De uitkering en opeisbaarheid zijn evenwel (deels) afhankelijk van het leven en
vermogen van mijn echtgenote. Voor zover deze legaten niet ten laste van haar
verkrijgingen/erfdeel kunnen worden voldaan, dient zij de schulden uit hoofde van
deze legaten tijdens haar leven voor haar rekening te nemen en deze schulden als
zodanig voor te schieten.
3.7
Tussen partijen is overleg gevoerd om te komen tot een vaststelling van de omvang van de legitimaire legaten. In dat kader hebben [geïntimeerde1] en [geïntimeerde2] aan de orde gesteld hun wens om te komen tot een afkoop van hun afspraken uit die legaten. Van afkoop is het echter niet gekomen.
3.8
Op 14 december 2022 hebben [geïntimeerden] de dagvaarding in de bodemzaak uitgebracht. Daarin vorderen zij, kort gezegd, vaststelling van de waarde van de legitimaire legaten. [geïntimeerden] hebben nadien hun vorderingen vermeerderd, in die zin dat zij tevens (en primair) vorderen dat op grond van art. 4:131 lid 1 BW de erfstelling van [appellante] in het testament vervallen wordt verklaard en, daaraan gekoppeld, dat [appellanten] worden veroordeeld tot betaling van de door de rechtbank bepaalde legaten.
3.9
Op 4 januari 2023 hebben [geïntimeerden] na daartoe op 28 december 2022 verlof te hebben verkregen, beslag gelegd op de onverdeelde helft in de onroerende zaak aan de [adres1] te [woonplaats2] en enkele omliggende/bijbehorende percelen.

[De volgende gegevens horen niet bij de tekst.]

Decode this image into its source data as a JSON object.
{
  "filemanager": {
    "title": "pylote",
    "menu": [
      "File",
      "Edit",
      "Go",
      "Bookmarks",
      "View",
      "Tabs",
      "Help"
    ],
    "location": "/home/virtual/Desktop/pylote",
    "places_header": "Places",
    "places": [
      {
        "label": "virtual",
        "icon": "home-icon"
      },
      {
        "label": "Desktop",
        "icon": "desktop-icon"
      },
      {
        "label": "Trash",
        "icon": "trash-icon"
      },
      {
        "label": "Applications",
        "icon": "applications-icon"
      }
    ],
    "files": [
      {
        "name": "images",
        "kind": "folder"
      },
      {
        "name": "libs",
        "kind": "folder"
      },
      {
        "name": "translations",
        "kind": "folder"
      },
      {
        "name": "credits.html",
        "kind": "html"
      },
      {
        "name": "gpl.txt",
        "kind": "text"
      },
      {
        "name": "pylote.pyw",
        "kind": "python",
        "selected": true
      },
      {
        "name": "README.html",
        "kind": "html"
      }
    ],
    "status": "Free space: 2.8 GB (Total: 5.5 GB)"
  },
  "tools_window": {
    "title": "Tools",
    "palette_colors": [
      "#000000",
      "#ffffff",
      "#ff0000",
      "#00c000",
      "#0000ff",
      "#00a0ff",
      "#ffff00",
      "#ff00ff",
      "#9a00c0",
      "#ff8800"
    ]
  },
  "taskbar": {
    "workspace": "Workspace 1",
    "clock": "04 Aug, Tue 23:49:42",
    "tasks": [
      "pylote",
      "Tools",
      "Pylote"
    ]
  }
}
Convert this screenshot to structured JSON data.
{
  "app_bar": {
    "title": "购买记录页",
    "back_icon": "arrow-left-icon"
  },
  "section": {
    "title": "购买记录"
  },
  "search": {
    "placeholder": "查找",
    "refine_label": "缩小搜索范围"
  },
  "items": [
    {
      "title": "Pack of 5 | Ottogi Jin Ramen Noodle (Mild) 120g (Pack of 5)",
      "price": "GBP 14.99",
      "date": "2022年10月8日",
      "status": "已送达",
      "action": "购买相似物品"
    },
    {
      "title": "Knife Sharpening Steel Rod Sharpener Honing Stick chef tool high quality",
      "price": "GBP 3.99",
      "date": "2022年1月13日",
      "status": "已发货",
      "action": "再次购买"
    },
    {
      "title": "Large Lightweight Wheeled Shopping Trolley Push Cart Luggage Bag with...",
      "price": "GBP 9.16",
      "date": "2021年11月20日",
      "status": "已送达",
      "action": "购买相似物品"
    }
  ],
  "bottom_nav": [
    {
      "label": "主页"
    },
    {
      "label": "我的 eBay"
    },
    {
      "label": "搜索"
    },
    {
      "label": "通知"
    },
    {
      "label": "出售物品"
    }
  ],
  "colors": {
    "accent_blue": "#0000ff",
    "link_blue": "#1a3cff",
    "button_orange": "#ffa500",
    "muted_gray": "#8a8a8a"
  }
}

Op 13 januari 2023 hebben [appellanten] de dagvaarding uitgebracht in dit kort geding tot opheffing van dat beslag en een verbod aan [geïntimeerden] tot het opnieuw leggen van beslag. Daarnaast hebben zij ook in de bodemzaak in reconventie opheffing van het beslag gevorderd.

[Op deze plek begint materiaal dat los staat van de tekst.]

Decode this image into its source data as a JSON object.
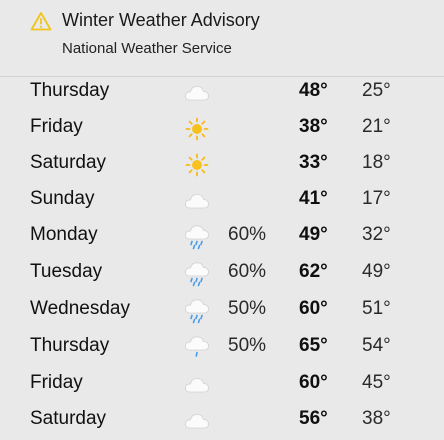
{
  "advisory": {
    "icon": "warning-triangle-icon",
    "title": "Winter Weather Advisory",
    "source": "National Weather Service",
    "accent_color": "#f0c419"
  },
  "forecast": [
    {
      "day": "Thursday",
      "icon": "cloud-icon",
      "precip": "",
      "high": "48°",
      "low": "25°"
    },
    {
      "day": "Friday",
      "icon": "sun-icon",
      "precip": "",
      "high": "38°",
      "low": "21°"
    },
    {
      "day": "Saturday",
      "icon": "sun-icon",
      "precip": "",
      "high": "33°",
      "low": "18°"
    },
    {
      "day": "Sunday",
      "icon": "cloud-icon",
      "precip": "",
      "high": "41°",
      "low": "17°"
    },
    {
      "day": "Monday",
      "icon": "cloud-rain-icon",
      "precip": "60%",
      "high": "49°",
      "low": "32°"
    },
    {
      "day": "Tuesday",
      "icon": "cloud-rain-icon",
      "precip": "60%",
      "high": "62°",
      "low": "49°"
    },
    {
      "day": "Wednesday",
      "icon": "cloud-rain-icon",
      "precip": "50%",
      "high": "60°",
      "low": "51°"
    },
    {
      "day": "Thursday",
      "icon": "cloud-drizzle-icon",
      "precip": "50%",
      "high": "65°",
      "low": "54°"
    },
    {
      "day": "Friday",
      "icon": "cloud-icon",
      "precip": "",
      "high": "60°",
      "low": "45°"
    },
    {
      "day": "Saturday",
      "icon": "cloud-icon",
      "precip": "",
      "high": "56°",
      "low": "38°"
    }
  ]
}
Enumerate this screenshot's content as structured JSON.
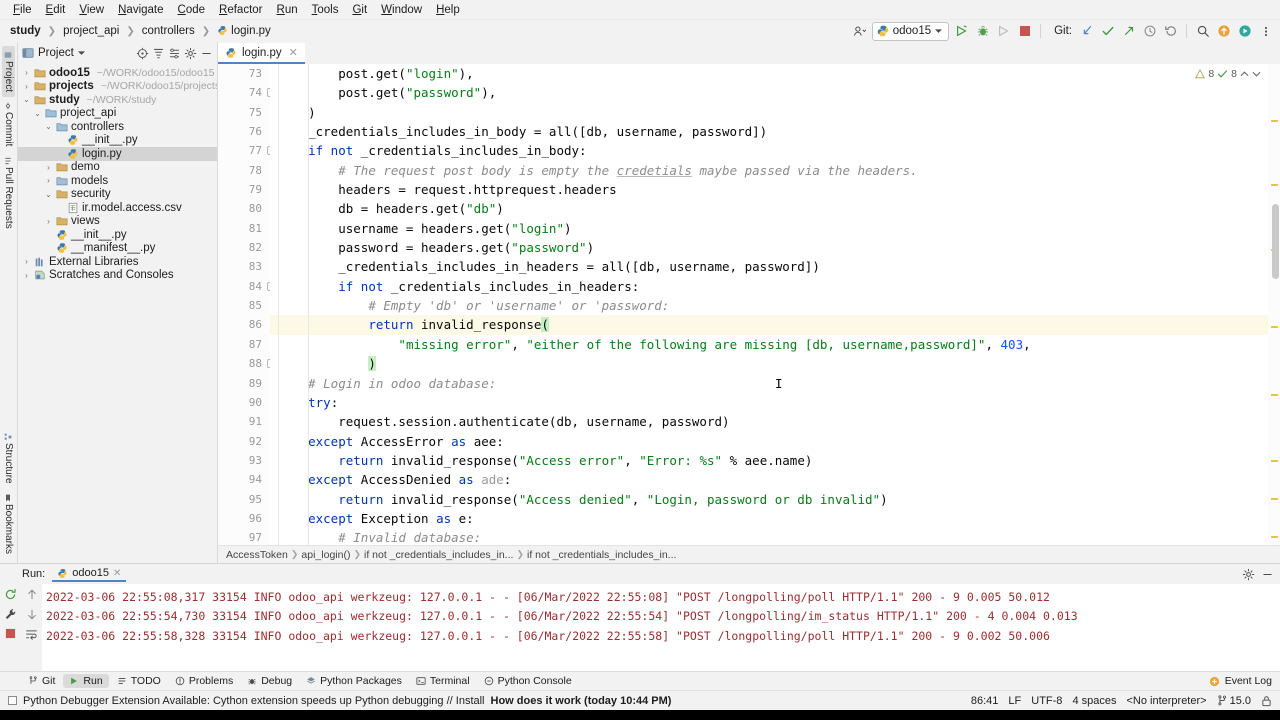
{
  "menu": {
    "items": [
      "File",
      "Edit",
      "View",
      "Navigate",
      "Code",
      "Refactor",
      "Run",
      "Tools",
      "Git",
      "Window",
      "Help"
    ]
  },
  "navbar": {
    "breadcrumbs": [
      "study",
      "project_api",
      "controllers",
      "login.py"
    ],
    "run_config": "odoo15",
    "git_label": "Git:"
  },
  "project_panel": {
    "title": "Project",
    "tree": [
      {
        "indent": 0,
        "arrow": "›",
        "label": "odoo15",
        "bold": true,
        "path": "~/WORK/odoo15/odoo15",
        "icon": "folder-icon",
        "selected": false
      },
      {
        "indent": 0,
        "arrow": "›",
        "label": "projects",
        "bold": true,
        "path": "~/WORK/odoo15/projects",
        "icon": "folder-icon",
        "selected": false
      },
      {
        "indent": 0,
        "arrow": "⌄",
        "label": "study",
        "bold": true,
        "path": "~/WORK/study",
        "icon": "folder-icon",
        "selected": false
      },
      {
        "indent": 1,
        "arrow": "⌄",
        "label": "project_api",
        "bold": false,
        "path": "",
        "icon": "module-folder-icon",
        "selected": false
      },
      {
        "indent": 2,
        "arrow": "⌄",
        "label": "controllers",
        "bold": false,
        "path": "",
        "icon": "module-folder-icon",
        "selected": false
      },
      {
        "indent": 3,
        "arrow": "",
        "label": "__init__.py",
        "bold": false,
        "path": "",
        "icon": "python-file-icon",
        "selected": false
      },
      {
        "indent": 3,
        "arrow": "",
        "label": "login.py",
        "bold": false,
        "path": "",
        "icon": "python-file-icon",
        "selected": true
      },
      {
        "indent": 2,
        "arrow": "›",
        "label": "demo",
        "bold": false,
        "path": "",
        "icon": "folder-icon",
        "selected": false
      },
      {
        "indent": 2,
        "arrow": "›",
        "label": "models",
        "bold": false,
        "path": "",
        "icon": "module-folder-icon",
        "selected": false
      },
      {
        "indent": 2,
        "arrow": "⌄",
        "label": "security",
        "bold": false,
        "path": "",
        "icon": "folder-icon",
        "selected": false
      },
      {
        "indent": 3,
        "arrow": "",
        "label": "ir.model.access.csv",
        "bold": false,
        "path": "",
        "icon": "csv-file-icon",
        "selected": false
      },
      {
        "indent": 2,
        "arrow": "›",
        "label": "views",
        "bold": false,
        "path": "",
        "icon": "folder-icon",
        "selected": false
      },
      {
        "indent": 2,
        "arrow": "",
        "label": "__init__.py",
        "bold": false,
        "path": "",
        "icon": "python-file-icon",
        "selected": false
      },
      {
        "indent": 2,
        "arrow": "",
        "label": "__manifest__.py",
        "bold": false,
        "path": "",
        "icon": "python-file-icon",
        "selected": false
      },
      {
        "indent": 0,
        "arrow": "›",
        "label": "External Libraries",
        "bold": false,
        "path": "",
        "icon": "library-icon",
        "selected": false
      },
      {
        "indent": 0,
        "arrow": "›",
        "label": "Scratches and Consoles",
        "bold": false,
        "path": "",
        "icon": "scratch-icon",
        "selected": false
      }
    ]
  },
  "left_strip": {
    "top_tabs": [
      "Project",
      "Commit",
      "Pull Requests"
    ],
    "bottom_tabs": [
      "Structure",
      "Bookmarks"
    ]
  },
  "editor": {
    "tab_label": "login.py",
    "inspection": {
      "warning_count": "8",
      "ok_count": "8"
    },
    "first_line": 73,
    "lines": [
      {
        "num": 73,
        "fold": "",
        "html": "        post.get(<span class=\"s\">\"login\"</span>),"
      },
      {
        "num": 74,
        "fold": "up",
        "html": "        post.get(<span class=\"s\">\"password\"</span>),"
      },
      {
        "num": 75,
        "fold": "",
        "html": "    )"
      },
      {
        "num": 76,
        "fold": "",
        "html": "    _credentials_includes_in_body = all([db, username, password])"
      },
      {
        "num": 77,
        "fold": "down",
        "html": "    <span class=\"k\">if not</span> _credentials_includes_in_body:"
      },
      {
        "num": 78,
        "fold": "",
        "html": "        <span class=\"c\"># The request post body is empty the <span class=\"sp\">credetials</span> maybe passed via the headers.</span>"
      },
      {
        "num": 79,
        "fold": "",
        "html": "        headers = request.httprequest.headers"
      },
      {
        "num": 80,
        "fold": "",
        "html": "        db = headers.get(<span class=\"s\">\"db\"</span>)"
      },
      {
        "num": 81,
        "fold": "",
        "html": "        username = headers.get(<span class=\"s\">\"login\"</span>)"
      },
      {
        "num": 82,
        "fold": "",
        "html": "        password = headers.get(<span class=\"s\">\"password\"</span>)"
      },
      {
        "num": 83,
        "fold": "",
        "html": "        _credentials_includes_in_headers = all([db, username, password])"
      },
      {
        "num": 84,
        "fold": "down",
        "html": "        <span class=\"k\">if not</span> _credentials_includes_in_headers:"
      },
      {
        "num": 85,
        "fold": "",
        "html": "            <span class=\"c\"># Empty 'db' or 'username' or 'password:</span>"
      },
      {
        "num": 86,
        "fold": "",
        "hl": true,
        "html": "            <span class=\"k\">return</span> invalid_response<span class=\"br\">(</span>"
      },
      {
        "num": 87,
        "fold": "",
        "html": "                <span class=\"s\">\"missing error\"</span>, <span class=\"s\">\"either of the following are missing [db, username,password]\"</span>, <span class=\"n\">403</span>,"
      },
      {
        "num": 88,
        "fold": "up",
        "html": "            <span class=\"br\">)</span>"
      },
      {
        "num": 89,
        "fold": "",
        "html": "    <span class=\"c\"># Login in odoo database:</span>"
      },
      {
        "num": 90,
        "fold": "",
        "html": "    <span class=\"k\">try</span>:"
      },
      {
        "num": 91,
        "fold": "",
        "html": "        request.session.authenticate(db, username, password)"
      },
      {
        "num": 92,
        "fold": "",
        "html": "    <span class=\"k\">except</span> AccessError <span class=\"k\">as</span> aee:"
      },
      {
        "num": 93,
        "fold": "",
        "html": "        <span class=\"k\">return</span> invalid_response(<span class=\"s\">\"Access error\"</span>, <span class=\"s\">\"Error: %s\"</span> % aee.name)"
      },
      {
        "num": 94,
        "fold": "",
        "html": "    <span class=\"k\">except</span> AccessDenied <span class=\"k\">as</span> <span class=\"g\">ade</span>:"
      },
      {
        "num": 95,
        "fold": "",
        "html": "        <span class=\"k\">return</span> invalid_response(<span class=\"s\">\"Access denied\"</span>, <span class=\"s\">\"Login, password or db invalid\"</span>)"
      },
      {
        "num": 96,
        "fold": "",
        "html": "    <span class=\"k\">except</span> Exception <span class=\"k\">as</span> e:"
      },
      {
        "num": 97,
        "fold": "",
        "html": "        <span class=\"c\"># Invalid database:</span>"
      }
    ],
    "structure_crumbs": [
      "AccessToken",
      "api_login()",
      "if not _credentials_includes_in...",
      "if not _credentials_includes_in..."
    ]
  },
  "run_panel": {
    "label": "Run:",
    "tab": "odoo15",
    "log_lines": [
      "2022-03-06 22:55:08,317 33154 INFO odoo_api werkzeug: 127.0.0.1 - - [06/Mar/2022 22:55:08] \"POST /longpolling/poll HTTP/1.1\" 200 - 9 0.005 50.012",
      "2022-03-06 22:55:54,730 33154 INFO odoo_api werkzeug: 127.0.0.1 - - [06/Mar/2022 22:55:54] \"POST /longpolling/im_status HTTP/1.1\" 200 - 4 0.004 0.013",
      "2022-03-06 22:55:58,328 33154 INFO odoo_api werkzeug: 127.0.0.1 - - [06/Mar/2022 22:55:58] \"POST /longpolling/poll HTTP/1.1\" 200 - 9 0.002 50.006"
    ]
  },
  "toolwindow_bar": {
    "items": [
      {
        "label": "Git",
        "icon": "git-branch-icon",
        "selected": false
      },
      {
        "label": "Run",
        "icon": "run-icon",
        "selected": true
      },
      {
        "label": "TODO",
        "icon": "todo-icon",
        "selected": false
      },
      {
        "label": "Problems",
        "icon": "problems-icon",
        "selected": false
      },
      {
        "label": "Debug",
        "icon": "debug-icon",
        "selected": false
      },
      {
        "label": "Python Packages",
        "icon": "packages-icon",
        "selected": false
      },
      {
        "label": "Terminal",
        "icon": "terminal-icon",
        "selected": false
      },
      {
        "label": "Python Console",
        "icon": "python-console-icon",
        "selected": false
      }
    ],
    "event_log": "Event Log"
  },
  "statusbar": {
    "notification": "Python Debugger Extension Available: Cython extension speeds up Python debugging // Install",
    "notification_link": "How does it work (today 10:44 PM)",
    "caret_position": "86:41",
    "line_separator": "LF",
    "encoding": "UTF-8",
    "indent": "4 spaces",
    "interpreter": "<No interpreter>",
    "branch": "15.0"
  },
  "colors": {
    "accent": "#4a86c8",
    "keyword": "#0033b3",
    "string": "#067d17",
    "number": "#1750eb",
    "comment": "#8c8c8c",
    "console_text": "#9b2d30",
    "current_line": "#fcfae6",
    "selection": "#d4d4d4"
  }
}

4. Het oordeel van het hof
4.1
Het hof zal beslissen dat het beslag wordt opgeheven en dat het [geïntimeerden] wordt verboden om opnieuw beslag te leggen voor hun vorderingen uit de nalatenschap.Hoe het hof tot dat oordeel is gekomen zal hieronder worden toegelicht.
Algemeen toetsingskader
4.2
Een conservatoir beslag strekt er naar zijn aard toe om te waarborgen dat voor
een vooralsnog niet vaststaande vordering verhaal mogelijk zal zijn ingeval de vordering in
de hoofdzaak wordt toegewezen.In het verlengde daarvan ligt dat een conservatoir beslag tevens bestemd is om over te gaan in een executoriaal beslag. Daarvoor dient in de bodemzaak een vordering ingesteld te worden die ertoe strekt dat een executoriale titel wordt verkregen voor de vordering waarvoor het beslag is gelegd. Op grond van het bepaalde in artikel 705 lid 2 Rv dient het beslag onder meer te worden opgeheven indien summierlijk blijkt van de ondeugdelijkheid van het door de beslaglegger ingeroepen recht. Dit brengt mee dat het in de eerste plaats op de weg ligt van de beslagene ( [appellanten] ) om, met inachtneming van de beperkingen van de kort gedingprocedure, aannemelijk te maken dat de door de beslaglegger ( [geïntimeerden] ) gepretendeerde vordering ondeugdelijk is. Die beoordeling kan niet geschieden los van de in een zodanig geval vereiste afweging van de wederzijdse belangen. Het in het kader van een zodanige afweging gegeven oordeel over de vraag of de vordering waarvoor beslag is gelegd deugdelijk of ondeugdelijk is, is niet meer dan een voorlopig oordeel en voor de motivering ervan gelden dan ook minder strenge eisen dan moeten worden gesteld aan de motivering van de beslissing in de bodemprocedure1..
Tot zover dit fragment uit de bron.